Types of endocrine treatments received were categorized: anti-androgens (n=3,391), orchiectomy (n=5,340), gonadotropin-releasing hormone agonists (n=9,066), and gonadotropin-releasing hormone agonists in combination with long-term anti-androgens (n=11,646).

Of the 30,642 men who received endocrine therapy, 14% had a localized tumor and PSA concentrations less than 20 ng/mL vs. 66% of those assigned surveillance and 71.3% of those assigned curative treatment.

About 25% of men assigned anti-androgens had localized tumors; 19% had locally advanced disease and 19.8% had metastatic disease. Fifty-one percent of men assigned orchiectomy had metastatic disease when compared with 31.4% of men assigned gonadotropin-releasing hormone agonists.
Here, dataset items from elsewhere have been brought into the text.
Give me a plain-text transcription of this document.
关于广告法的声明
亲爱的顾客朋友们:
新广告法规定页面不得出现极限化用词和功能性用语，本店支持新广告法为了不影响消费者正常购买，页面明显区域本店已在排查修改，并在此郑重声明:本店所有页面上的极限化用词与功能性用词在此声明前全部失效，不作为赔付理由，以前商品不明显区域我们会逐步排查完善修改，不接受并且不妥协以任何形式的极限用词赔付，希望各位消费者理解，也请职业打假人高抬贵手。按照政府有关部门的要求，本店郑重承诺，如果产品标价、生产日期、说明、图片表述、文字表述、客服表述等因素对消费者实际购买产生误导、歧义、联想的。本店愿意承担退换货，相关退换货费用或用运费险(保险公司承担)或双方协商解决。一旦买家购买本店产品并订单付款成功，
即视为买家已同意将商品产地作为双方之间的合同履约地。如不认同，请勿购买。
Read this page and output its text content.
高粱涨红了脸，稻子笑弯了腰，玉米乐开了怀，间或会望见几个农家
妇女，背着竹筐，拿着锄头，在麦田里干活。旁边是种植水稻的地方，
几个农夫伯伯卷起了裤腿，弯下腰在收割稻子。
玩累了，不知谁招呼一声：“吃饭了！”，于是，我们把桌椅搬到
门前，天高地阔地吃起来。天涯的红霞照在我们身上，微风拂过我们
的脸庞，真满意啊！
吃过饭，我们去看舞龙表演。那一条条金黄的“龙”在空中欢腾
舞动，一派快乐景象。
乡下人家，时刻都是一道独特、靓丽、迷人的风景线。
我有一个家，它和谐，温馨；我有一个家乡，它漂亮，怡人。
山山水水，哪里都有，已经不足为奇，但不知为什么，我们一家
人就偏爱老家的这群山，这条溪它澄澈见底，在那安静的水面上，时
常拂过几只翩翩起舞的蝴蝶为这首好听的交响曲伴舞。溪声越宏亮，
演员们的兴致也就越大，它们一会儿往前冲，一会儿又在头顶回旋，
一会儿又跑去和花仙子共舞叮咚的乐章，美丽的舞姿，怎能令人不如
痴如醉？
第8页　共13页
Researchers identified 1,881 men who developed thromboembolic disease after prostate cancer diagnosis: 767 had deep vein thrombosis; 873 had a pulmonary embolism and 241 had an arterial embolism. The overall standardized incidence ratio for DVT was 1.9 (95% CI, 1.77-2.04); 1.85 for pulmonary embolism (95% CI, 1.73-1.97); and 1.02 for arterial embolism (95% CI, 0.89-1.15).

However, those men on endocrine therapy had the highest risk for DVT (SIR=2.48; 95% CI, 2.25-2.73) and pulmonary embolism (SIR=1.95; 95% CI, 1.81-2.15), but not for arterial embolism (SIR=1.0; 95% CI, 0.82-1.2). Similar patterns were seen in men assigned curative treatment and surveillance.

The highest risks for thromboembolic events across all treatment groups occurred during the first six months of treatment and were higher for radical prostatectomy than for radiotherapy.

In an accompanying editorial, Philip J. Saylor, MD,and Annemarie E. Fogerty, MD,both of the division of hematology-oncology at Massachusetts General Hospital Cancer Center in Boston, wrote that, “The data should increase clinical suspicion for venous thromboembolism in men with prostate cancer and stimulate further study of the potential interactions between androgen deprivation and blood coagulation.”

Van Hemelrijck M. Lancet Oncol. 2010;doi:10.1016/S1470-2045(10)70038-3.